Lucy dominait, extatique dans sa fureur ! sa voix, habituellement douce et grave, rugissait tels les pluies de grêle et les fleuves de sang du Livre de L’Exode. D’ordinaire si menue, elle déployait une silhouette écrasante, à la mesure des grands Anciens qui sommeillent entre les pages du Necronomicon, prompte à broyer ces pauvres mortels en expiation de leur irrespect, bêtise et radinerie !

— SI VOUS ME PIQUEZ, NE SAIGNERAI-JE PAS, SI VOUS M’EMPOISONNEZ, NE MOURRAI-JE PAS ? ET SI VOUS ME FAITES TORT, NE ME VENGERAI-JE PAS ? NOUS NOUS RESSEMBLERONS AUSSI EN CELA ! DANS LA VENGEANCE, LA VILENIE QUE VOUS M’ENSEIGNEZ, JE LA PRATIQUERAI ET CE SERA DUR, MAIS, CROYEZ-MOI, JE VEUX SURPASSER MES MAÎTRES !

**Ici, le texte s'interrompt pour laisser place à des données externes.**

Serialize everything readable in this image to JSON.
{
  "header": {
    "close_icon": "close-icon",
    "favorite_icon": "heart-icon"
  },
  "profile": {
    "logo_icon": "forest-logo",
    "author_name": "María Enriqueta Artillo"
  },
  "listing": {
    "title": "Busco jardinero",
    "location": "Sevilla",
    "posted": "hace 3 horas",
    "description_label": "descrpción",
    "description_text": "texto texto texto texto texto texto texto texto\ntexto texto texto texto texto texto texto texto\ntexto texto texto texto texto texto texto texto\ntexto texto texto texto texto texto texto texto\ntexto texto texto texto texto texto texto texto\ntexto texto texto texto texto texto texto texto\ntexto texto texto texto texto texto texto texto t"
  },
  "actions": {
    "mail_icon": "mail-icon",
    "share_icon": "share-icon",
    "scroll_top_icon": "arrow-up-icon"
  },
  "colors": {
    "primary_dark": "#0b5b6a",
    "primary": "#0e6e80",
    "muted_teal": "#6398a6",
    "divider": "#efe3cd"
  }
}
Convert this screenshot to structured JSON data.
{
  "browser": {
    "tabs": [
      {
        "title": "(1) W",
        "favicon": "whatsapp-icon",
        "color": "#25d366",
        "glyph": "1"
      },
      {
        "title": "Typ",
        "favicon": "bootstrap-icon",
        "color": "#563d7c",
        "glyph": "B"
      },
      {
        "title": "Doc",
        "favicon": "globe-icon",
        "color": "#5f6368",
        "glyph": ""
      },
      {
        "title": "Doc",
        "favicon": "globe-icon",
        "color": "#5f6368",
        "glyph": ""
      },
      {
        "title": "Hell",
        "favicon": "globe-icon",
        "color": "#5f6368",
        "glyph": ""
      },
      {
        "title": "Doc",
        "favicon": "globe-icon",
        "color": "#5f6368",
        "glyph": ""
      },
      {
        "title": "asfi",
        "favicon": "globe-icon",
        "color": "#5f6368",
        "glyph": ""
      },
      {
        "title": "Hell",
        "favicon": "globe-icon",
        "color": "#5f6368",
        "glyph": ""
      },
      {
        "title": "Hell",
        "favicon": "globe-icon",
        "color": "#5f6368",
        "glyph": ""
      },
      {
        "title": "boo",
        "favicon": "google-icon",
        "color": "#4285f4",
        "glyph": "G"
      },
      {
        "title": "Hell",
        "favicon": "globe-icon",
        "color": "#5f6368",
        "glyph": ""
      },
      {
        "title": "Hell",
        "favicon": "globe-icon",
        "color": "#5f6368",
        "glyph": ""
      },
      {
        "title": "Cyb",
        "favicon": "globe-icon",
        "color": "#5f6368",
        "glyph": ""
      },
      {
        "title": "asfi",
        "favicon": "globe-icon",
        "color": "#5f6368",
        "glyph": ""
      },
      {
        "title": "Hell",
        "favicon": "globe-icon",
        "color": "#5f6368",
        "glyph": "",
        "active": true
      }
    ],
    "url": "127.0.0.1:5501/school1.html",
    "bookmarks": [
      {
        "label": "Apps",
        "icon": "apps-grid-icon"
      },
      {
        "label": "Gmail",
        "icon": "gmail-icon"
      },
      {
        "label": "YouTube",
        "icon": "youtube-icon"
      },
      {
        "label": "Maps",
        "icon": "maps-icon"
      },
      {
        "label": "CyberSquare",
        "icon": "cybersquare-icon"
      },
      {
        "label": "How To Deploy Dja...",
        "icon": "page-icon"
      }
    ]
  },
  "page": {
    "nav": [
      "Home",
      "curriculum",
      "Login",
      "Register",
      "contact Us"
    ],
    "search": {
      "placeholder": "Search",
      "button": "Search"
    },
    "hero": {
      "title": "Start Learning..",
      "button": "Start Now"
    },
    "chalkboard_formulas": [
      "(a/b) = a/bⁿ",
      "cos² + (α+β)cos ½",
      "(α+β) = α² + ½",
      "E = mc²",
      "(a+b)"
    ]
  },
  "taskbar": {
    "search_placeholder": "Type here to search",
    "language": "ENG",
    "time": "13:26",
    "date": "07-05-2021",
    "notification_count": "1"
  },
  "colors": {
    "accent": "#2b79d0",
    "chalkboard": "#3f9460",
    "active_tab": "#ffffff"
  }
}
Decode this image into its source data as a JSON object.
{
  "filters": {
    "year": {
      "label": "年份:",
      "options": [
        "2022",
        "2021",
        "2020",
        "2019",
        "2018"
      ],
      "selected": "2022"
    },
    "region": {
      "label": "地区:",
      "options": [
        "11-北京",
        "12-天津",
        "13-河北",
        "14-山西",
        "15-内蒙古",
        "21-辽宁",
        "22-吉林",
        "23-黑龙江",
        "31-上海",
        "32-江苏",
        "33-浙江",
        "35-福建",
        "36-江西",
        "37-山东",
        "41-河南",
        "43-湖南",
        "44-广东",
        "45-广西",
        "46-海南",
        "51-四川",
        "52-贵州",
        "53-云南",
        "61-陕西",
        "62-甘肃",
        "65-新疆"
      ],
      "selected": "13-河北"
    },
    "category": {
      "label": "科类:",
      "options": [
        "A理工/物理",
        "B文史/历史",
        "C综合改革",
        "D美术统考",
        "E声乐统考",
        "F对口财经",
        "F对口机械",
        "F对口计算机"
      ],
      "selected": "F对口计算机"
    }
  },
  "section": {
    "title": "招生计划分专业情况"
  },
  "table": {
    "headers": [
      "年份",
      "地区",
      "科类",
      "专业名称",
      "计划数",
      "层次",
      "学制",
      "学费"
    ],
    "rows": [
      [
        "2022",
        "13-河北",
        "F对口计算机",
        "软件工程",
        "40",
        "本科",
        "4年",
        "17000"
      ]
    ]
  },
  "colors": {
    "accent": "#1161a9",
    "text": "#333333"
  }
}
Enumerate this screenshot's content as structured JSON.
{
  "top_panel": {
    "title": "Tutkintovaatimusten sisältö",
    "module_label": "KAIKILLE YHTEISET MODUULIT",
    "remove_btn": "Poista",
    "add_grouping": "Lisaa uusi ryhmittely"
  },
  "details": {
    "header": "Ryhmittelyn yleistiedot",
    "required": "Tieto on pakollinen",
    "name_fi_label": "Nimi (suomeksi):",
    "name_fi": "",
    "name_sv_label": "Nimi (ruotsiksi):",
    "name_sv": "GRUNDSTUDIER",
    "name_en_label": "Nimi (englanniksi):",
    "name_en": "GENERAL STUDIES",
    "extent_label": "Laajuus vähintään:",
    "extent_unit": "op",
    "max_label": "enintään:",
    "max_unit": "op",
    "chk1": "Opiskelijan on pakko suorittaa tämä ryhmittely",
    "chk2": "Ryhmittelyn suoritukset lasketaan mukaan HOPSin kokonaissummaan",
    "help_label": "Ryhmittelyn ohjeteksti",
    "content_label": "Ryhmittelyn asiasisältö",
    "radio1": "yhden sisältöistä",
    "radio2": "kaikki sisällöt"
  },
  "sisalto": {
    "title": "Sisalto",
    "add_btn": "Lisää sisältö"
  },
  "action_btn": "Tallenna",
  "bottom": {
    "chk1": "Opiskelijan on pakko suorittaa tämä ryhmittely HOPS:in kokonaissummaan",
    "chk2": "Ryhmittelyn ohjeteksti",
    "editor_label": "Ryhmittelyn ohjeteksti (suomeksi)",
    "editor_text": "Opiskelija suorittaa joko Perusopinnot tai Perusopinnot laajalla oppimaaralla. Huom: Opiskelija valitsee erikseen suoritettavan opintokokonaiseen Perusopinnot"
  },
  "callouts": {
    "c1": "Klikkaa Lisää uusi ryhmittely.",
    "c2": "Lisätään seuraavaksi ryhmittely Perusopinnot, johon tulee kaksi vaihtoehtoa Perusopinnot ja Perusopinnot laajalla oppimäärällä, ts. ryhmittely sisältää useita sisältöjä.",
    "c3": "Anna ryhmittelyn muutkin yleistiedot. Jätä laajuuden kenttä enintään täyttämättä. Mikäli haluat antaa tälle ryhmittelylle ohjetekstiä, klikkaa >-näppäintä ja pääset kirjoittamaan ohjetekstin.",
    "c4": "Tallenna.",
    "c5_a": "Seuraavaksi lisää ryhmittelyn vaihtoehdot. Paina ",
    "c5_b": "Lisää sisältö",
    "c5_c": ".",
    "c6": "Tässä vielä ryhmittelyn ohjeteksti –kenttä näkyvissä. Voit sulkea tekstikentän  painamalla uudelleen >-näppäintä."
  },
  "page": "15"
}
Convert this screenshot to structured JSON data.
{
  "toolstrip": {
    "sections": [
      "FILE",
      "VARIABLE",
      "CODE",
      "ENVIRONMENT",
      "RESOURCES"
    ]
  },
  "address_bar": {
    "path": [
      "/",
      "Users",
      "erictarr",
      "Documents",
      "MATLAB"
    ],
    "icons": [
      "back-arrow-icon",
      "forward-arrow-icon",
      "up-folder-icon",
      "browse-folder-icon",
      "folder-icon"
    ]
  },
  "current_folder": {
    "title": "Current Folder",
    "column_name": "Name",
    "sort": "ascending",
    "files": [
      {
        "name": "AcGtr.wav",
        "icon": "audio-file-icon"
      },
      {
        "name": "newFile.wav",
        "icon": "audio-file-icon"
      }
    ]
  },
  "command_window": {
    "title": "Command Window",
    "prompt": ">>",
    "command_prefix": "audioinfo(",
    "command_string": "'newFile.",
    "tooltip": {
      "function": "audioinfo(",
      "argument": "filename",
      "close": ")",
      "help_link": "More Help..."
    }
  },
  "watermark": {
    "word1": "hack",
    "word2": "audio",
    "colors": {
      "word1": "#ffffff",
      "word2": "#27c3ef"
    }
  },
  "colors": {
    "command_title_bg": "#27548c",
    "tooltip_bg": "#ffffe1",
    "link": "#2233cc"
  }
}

Le couple et ses deux rejetons, odieux l’instant d’avant, s’étaient complètement ratatinés sous ce déferlement de rage, pétrifiés par cette créature surnaturelle qu’ils avaient, dans leur arrogance, fait la stupidité de réveiller.

— En.. Enfin, dis quelque chose, tu ne vas pas la laisser faire devant les enfants…

La malheureuse aurait mieux fait de la boucler : Lucy braqua sur elle son visage mordant comme la glace, ses yeux verts luisants comme des joyaux maudits :

— QUANT À VOUS, MADAME ! QUANT À VOUS ET AUX PAUVRES HOMONCULES QUI SONT VOTRE PITOYABLE ET OFFENSANT LEGS À L’HUMANITÉ ; RESTEZ-EN LÀ ! ET QUE SI LA NATURE M’ÉCOUTE, QU’ELLE CESSE DÈS CET INSTANT DE RENDRE CETTE CRÉATURE FÉCONDE ET PORTE EN SON SEIN LE VENT GLACIAL DE LA STÉRILITÉ, QU’ELLE DESSÈCHE EN ELLE LES ORGANES D’ENGENDREMENT ! ET FAITES, QUE SI PAR MALHEUR ELLE ENFANTE, QU’ALORS IL LUI NAISSE UN FILS DE VINAIGRE ET DE FIEL, QU’IL PUISSE VIVRE ET ÊTRE POUR ELLE EN TRAVERS DE SA VIE, UN TOURMENT DÉNATURÉ !

Lucy, haletante, pantelante et gorgée d’adrénaline, ne s’aperçut pas tout de suite qu’elle ne s’adressait plus qu’à une table vide où traînaient seulement quatre coupes vides, une note et deux billets chiffonnés. Dans un réflexe de survie, terrorisés d’avoir affaire à une folle, voire une furie homicide, les deux vacanciers et leurs lardons avaient décampés un peu avant la fin de ce qui ressemblait bien à l’engueulade du siècle, et servie à une vitesse supersonique de surcroît !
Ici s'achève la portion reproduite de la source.